Considérant qu'il résulte de l'instruction et notamment du rapport de l'expert qu'en raison de la gravité de l'affection dont souffrait M. X et du degré d’anémie qu'il présentait le recours aux transfusions sanguines, évité aussi longtemps que possible dans le souci de respecter sa volonté, s'est imposé, faute de thérapeutique alternative, comme le seul moyen susceptible de sauvegarder la vie du malade ; qu'ainsi, ce recours n'a présenté aucun caractère fautif, alors même qu'il est intervenu contre le gré du patient et dans des circonstances rendant le pronostic vital particulièrement défavorable ;

Considérant, en deuxième lieu, que Mme X soutient que l'hôpital aurait méconnu les dispositions des articles 3, 5 et 9 de la Convention européenne de sauvegarde des droits de l'homme et des libertés fondamentales ; que la transfusion sanguine dont a fait l'objet M. X ne saurait constituer ni un traitement inhumain ou dégradant au sens des dispositions de l'article 3 de ce texte, ni une privation du droit à la liberté dont l'article 5 garantit la protection ; qu'enfin, si la thérapeutique mise en oeuvre a pu, en l'espèce, eu égard à la qualité de témoin de Jéhovah de l'intéressé, constituer une atteinte à la liberté de manifester sa religion ou sa conviction, mentionnée à l'article 9 de la convention, cette circonstance n'est nullement constitutive d'une violation de cette disposition, dès lors qu'elle résulte, ainsi qu'il a été dit ci-dessus, du respect par le médecin de l'obligation de protection de la santé et donc, en dernier ressort, de la vie qui s'impose à lui ;

Considérant, en troisième lieu, que la nécessité, pour les médecins, d'informer la famille du malade en cas de recours à un traitement non envisagé, ne concerne que les hypothèses où, contrairement au cas de l'espèce, le malade n'est pas en mesure d'exprimer lui-même sa volonté ;

Considérant qu'il résulte de l'ensemble de ce qui précède que la requérante n'est pas fondée à soutenir que c'est à tort que, par le jugement attaqué, le tribunal administratif de Paris a rejeté les conclusions de sa demande tendant au versement d'une indemnité au motif que l'administration de produits sanguins à M. X aurait constitué une faute ;

Sur les conclusions tendant à l'application des dispositions de l'article L.8-1 du code des tribunaux administratifs et des cours administratives d'appel :

Considérant que ces dispositions font obstacle à ce que l'Assistance publique - Hôpitaux de Paris, qui dans la présente instance n'est pas la partie perdante, soit condamnée au versement de la somme réclamée par Mme X au titre des frais exposés par elle et non compris dans les dépens ; que, dans les circonstances de l'espèce, il n'y a pas lieu de faire droit à la demande présentée par l'Assistance publique -Hôpitaux de Paris sur le même fondement ;

DECIDE :

Article 1er : La requête de Mme X est rejetée.

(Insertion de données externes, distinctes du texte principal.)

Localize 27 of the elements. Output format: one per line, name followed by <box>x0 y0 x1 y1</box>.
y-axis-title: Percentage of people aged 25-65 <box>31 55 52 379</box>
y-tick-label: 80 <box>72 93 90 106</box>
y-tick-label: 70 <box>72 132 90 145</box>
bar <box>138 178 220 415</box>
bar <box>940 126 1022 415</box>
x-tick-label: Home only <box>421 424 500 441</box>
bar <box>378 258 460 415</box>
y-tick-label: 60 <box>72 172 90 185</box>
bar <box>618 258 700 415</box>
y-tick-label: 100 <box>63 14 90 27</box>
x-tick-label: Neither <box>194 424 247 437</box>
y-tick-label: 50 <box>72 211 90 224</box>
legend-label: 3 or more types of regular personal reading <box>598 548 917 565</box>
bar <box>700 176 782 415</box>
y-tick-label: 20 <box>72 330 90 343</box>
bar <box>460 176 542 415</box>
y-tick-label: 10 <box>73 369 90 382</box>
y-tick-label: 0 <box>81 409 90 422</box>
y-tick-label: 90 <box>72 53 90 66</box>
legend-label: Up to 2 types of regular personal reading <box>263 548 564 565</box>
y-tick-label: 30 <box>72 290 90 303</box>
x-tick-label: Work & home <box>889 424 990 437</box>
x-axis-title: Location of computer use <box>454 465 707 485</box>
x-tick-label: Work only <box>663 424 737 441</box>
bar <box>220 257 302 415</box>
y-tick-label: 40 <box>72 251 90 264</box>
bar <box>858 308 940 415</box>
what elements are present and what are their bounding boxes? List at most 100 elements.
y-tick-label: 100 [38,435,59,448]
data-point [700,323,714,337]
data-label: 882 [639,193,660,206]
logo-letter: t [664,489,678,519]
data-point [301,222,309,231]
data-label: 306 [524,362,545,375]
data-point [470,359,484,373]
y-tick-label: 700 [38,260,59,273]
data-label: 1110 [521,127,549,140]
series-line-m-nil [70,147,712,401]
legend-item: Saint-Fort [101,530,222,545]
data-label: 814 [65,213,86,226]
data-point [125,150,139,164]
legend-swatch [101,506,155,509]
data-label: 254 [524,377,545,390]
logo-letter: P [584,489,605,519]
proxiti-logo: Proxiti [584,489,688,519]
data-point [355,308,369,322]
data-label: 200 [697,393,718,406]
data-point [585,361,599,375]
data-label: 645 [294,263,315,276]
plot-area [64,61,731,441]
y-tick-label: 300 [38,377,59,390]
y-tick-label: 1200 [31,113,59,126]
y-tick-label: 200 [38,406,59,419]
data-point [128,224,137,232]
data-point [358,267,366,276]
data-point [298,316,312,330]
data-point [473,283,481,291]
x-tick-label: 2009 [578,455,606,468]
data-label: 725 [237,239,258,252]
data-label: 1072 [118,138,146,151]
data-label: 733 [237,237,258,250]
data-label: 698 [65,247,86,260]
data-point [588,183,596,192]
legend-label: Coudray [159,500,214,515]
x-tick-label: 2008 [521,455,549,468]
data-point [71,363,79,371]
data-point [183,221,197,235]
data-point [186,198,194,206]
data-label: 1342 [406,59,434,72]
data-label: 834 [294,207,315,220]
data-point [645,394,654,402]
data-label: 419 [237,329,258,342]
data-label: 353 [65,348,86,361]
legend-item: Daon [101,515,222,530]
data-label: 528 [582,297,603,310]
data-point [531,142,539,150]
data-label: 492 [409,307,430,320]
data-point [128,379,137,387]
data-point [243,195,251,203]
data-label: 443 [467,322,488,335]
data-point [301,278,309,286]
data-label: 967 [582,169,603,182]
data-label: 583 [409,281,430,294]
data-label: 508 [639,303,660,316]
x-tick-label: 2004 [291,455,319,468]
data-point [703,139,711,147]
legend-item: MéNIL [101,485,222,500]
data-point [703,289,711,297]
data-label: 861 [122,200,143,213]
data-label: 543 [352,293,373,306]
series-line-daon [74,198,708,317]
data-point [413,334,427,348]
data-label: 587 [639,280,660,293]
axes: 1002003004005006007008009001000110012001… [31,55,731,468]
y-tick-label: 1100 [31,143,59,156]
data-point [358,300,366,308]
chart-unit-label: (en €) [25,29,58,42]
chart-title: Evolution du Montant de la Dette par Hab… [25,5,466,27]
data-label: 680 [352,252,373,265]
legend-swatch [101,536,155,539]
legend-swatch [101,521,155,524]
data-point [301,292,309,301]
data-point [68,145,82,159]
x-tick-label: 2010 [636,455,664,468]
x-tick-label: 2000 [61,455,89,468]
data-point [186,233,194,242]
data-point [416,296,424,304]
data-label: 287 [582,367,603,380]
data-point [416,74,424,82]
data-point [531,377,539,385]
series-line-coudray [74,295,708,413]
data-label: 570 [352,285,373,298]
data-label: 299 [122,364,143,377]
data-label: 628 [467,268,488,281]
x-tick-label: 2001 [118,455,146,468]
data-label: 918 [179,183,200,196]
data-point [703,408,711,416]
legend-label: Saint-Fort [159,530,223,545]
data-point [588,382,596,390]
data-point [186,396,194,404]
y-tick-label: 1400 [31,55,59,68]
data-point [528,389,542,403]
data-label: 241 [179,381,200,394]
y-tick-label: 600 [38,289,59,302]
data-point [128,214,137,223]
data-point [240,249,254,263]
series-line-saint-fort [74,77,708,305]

Article 2: Le présent arrêt sera notifié à Mme X, à l'Assistance publique -Hôpitaux de Paris et au ministre de l'emploi et de la solidarité (secrétaire d'Etat à la santé). Copie en sera adressée à MM. les professeurs Vildé et Régnier, experts, et au président du Conseil national de l'ordre des médecins.

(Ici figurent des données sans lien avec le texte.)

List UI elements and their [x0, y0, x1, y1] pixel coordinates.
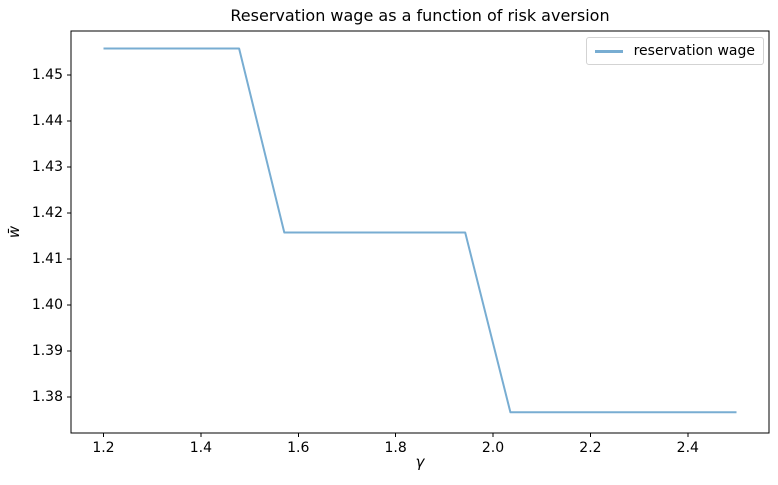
y-tick-label: 1.42 — [31, 204, 63, 221]
x-tick-label: 2.4 — [676, 440, 699, 456]
y-tick-label: 1.44 — [31, 112, 63, 129]
y-axis-label: w̄ — [5, 225, 23, 239]
y-tick-label: 1.40 — [31, 296, 63, 313]
legend: reservation wage — [585, 37, 764, 65]
y-tick-label: 1.39 — [31, 342, 63, 359]
x-tick-label: 1.8 — [384, 440, 407, 456]
x-tick-label: 1.6 — [287, 440, 310, 456]
x-tick-label: 1.4 — [189, 440, 212, 456]
y-tick-label: 1.45 — [31, 66, 63, 83]
legend-line-sample — [594, 49, 623, 53]
x-tick-label: 1.2 — [92, 440, 115, 456]
axes-frame — [70, 30, 770, 434]
x-tick-label: 2.0 — [481, 440, 505, 456]
x-axis-label: γ — [415, 453, 425, 471]
chart-title: Reservation wage as a function of risk a… — [230, 6, 610, 25]
x-tick-label: 2.2 — [579, 440, 602, 456]
y-tick-label: 1.38 — [31, 388, 63, 405]
y-tick-label: 1.41 — [31, 250, 63, 267]
series-line-reservation-wage — [103, 47, 737, 414]
y-tick-label: 1.43 — [31, 158, 63, 175]
legend-label: reservation wage — [633, 43, 755, 59]
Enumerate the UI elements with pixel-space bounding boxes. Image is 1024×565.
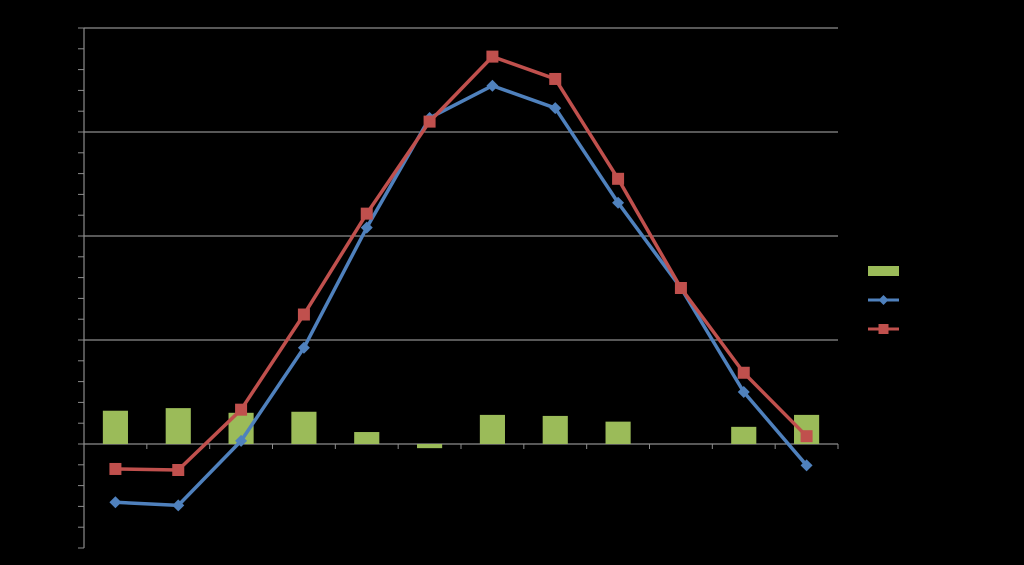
data-point bbox=[172, 499, 185, 512]
data-point bbox=[172, 464, 185, 476]
legend-key-marker bbox=[878, 324, 889, 334]
bar bbox=[542, 415, 568, 444]
data-point bbox=[109, 496, 122, 509]
data-point bbox=[674, 282, 687, 294]
legend-key bbox=[868, 266, 899, 276]
bar bbox=[102, 410, 128, 444]
data-point bbox=[109, 462, 122, 475]
data-point bbox=[612, 172, 625, 185]
bar bbox=[417, 444, 443, 449]
data-point bbox=[297, 341, 310, 354]
data-point bbox=[297, 308, 310, 321]
data-point bbox=[423, 115, 436, 128]
bar bbox=[605, 421, 631, 444]
series-line bbox=[115, 83, 808, 508]
series-line bbox=[115, 54, 808, 472]
bar bbox=[291, 411, 317, 444]
data-point bbox=[360, 221, 373, 234]
legend-key-marker bbox=[878, 295, 889, 305]
bar bbox=[731, 426, 757, 444]
data-point bbox=[800, 430, 813, 443]
data-point bbox=[235, 403, 248, 416]
data-point bbox=[612, 196, 625, 209]
data-point bbox=[235, 434, 248, 447]
data-point bbox=[549, 72, 562, 85]
data-point bbox=[737, 386, 750, 398]
bar bbox=[165, 408, 191, 444]
bar bbox=[479, 414, 505, 444]
data-point bbox=[486, 50, 499, 63]
data-point bbox=[549, 102, 562, 115]
data-point bbox=[486, 79, 499, 92]
data-point bbox=[360, 207, 373, 220]
bar bbox=[354, 432, 380, 444]
data-point bbox=[737, 366, 750, 379]
data-point bbox=[800, 459, 813, 472]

Délibéré à l’audience du 26 mai 1998 où siégeaient :

Le président de la formation de jugements M. RACINE, président de la cour,
Le rapporteur, M. SIMONI, président,
Les assesseurs, Mme LEFOULON, M. DUVILLARD et M. ROUVIERE, présidents de chambre,
Mme CAMGUILHEM et M. GIRO, présidents.

PRONONCE A PARIS, EN AUDIENCE PUBLIQUE, LE 9 juin 1998.

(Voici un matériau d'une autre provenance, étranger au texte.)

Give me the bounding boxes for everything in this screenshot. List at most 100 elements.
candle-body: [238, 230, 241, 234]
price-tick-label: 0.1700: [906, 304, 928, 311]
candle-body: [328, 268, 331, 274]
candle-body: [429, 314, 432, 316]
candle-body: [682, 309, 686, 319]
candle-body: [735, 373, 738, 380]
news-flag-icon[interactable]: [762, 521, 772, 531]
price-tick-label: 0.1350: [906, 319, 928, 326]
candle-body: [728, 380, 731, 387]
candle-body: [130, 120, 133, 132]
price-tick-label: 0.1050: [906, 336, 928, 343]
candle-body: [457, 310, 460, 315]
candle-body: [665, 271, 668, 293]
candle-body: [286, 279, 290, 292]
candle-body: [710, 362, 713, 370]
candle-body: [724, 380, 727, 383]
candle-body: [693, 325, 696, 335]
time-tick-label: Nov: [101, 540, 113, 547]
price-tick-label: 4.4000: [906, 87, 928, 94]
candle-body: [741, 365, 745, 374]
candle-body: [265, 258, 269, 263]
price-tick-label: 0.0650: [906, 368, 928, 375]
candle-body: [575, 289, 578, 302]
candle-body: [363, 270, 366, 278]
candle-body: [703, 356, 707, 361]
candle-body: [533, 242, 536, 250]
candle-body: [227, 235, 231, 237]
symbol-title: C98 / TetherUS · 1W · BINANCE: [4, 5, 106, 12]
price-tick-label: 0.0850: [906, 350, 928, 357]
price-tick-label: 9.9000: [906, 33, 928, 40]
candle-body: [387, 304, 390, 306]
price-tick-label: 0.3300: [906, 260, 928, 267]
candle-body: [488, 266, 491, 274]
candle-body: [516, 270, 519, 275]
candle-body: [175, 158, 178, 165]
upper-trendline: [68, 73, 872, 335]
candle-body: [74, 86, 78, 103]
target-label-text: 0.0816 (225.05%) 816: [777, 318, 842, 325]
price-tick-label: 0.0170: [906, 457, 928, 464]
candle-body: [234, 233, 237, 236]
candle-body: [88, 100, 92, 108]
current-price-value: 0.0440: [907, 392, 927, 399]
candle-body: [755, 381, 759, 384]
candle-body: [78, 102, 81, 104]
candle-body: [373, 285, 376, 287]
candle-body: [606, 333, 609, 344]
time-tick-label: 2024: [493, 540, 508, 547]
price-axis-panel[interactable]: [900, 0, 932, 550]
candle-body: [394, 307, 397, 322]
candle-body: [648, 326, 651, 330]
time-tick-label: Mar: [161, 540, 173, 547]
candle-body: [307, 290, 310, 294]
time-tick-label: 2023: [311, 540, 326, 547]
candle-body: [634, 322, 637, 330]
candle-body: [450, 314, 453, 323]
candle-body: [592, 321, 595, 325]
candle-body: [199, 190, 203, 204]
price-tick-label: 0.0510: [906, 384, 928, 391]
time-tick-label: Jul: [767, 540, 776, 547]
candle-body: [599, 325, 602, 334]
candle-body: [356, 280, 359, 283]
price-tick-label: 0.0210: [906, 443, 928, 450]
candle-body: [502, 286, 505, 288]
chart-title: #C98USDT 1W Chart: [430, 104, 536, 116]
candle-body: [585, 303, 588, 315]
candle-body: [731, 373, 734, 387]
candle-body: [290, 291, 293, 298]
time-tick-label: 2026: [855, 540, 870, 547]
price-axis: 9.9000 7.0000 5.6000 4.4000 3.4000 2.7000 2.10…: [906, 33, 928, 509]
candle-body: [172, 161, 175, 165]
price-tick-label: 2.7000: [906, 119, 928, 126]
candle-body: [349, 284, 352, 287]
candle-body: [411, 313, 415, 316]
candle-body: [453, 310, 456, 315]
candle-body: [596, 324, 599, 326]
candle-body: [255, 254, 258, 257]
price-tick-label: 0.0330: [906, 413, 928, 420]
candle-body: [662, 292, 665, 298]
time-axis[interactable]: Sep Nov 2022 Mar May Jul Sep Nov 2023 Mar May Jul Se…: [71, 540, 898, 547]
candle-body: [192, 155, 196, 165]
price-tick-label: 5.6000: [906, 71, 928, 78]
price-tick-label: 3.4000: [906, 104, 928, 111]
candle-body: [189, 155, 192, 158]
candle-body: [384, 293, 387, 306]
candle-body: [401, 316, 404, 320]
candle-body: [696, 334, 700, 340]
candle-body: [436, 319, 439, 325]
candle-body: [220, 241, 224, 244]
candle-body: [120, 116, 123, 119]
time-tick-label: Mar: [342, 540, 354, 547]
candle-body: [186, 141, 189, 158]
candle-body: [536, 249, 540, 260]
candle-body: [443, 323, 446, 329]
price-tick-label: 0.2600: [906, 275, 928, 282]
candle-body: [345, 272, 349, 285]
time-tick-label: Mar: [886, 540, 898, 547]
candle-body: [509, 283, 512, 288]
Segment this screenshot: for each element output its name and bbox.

Le Président, Le Rapporteur

P. F. RACINE B. SIMONI

Le Greffier,

C. MERITTE

La République mande et ordonne au ministre de l'emploi et de la solidarité, en ce qui le concerne et à tous huissiers de justice à ce requis en ce qui concerne les voies de droit commun contre les parties privées, de pourvoir à l’exécution du présent arrêt.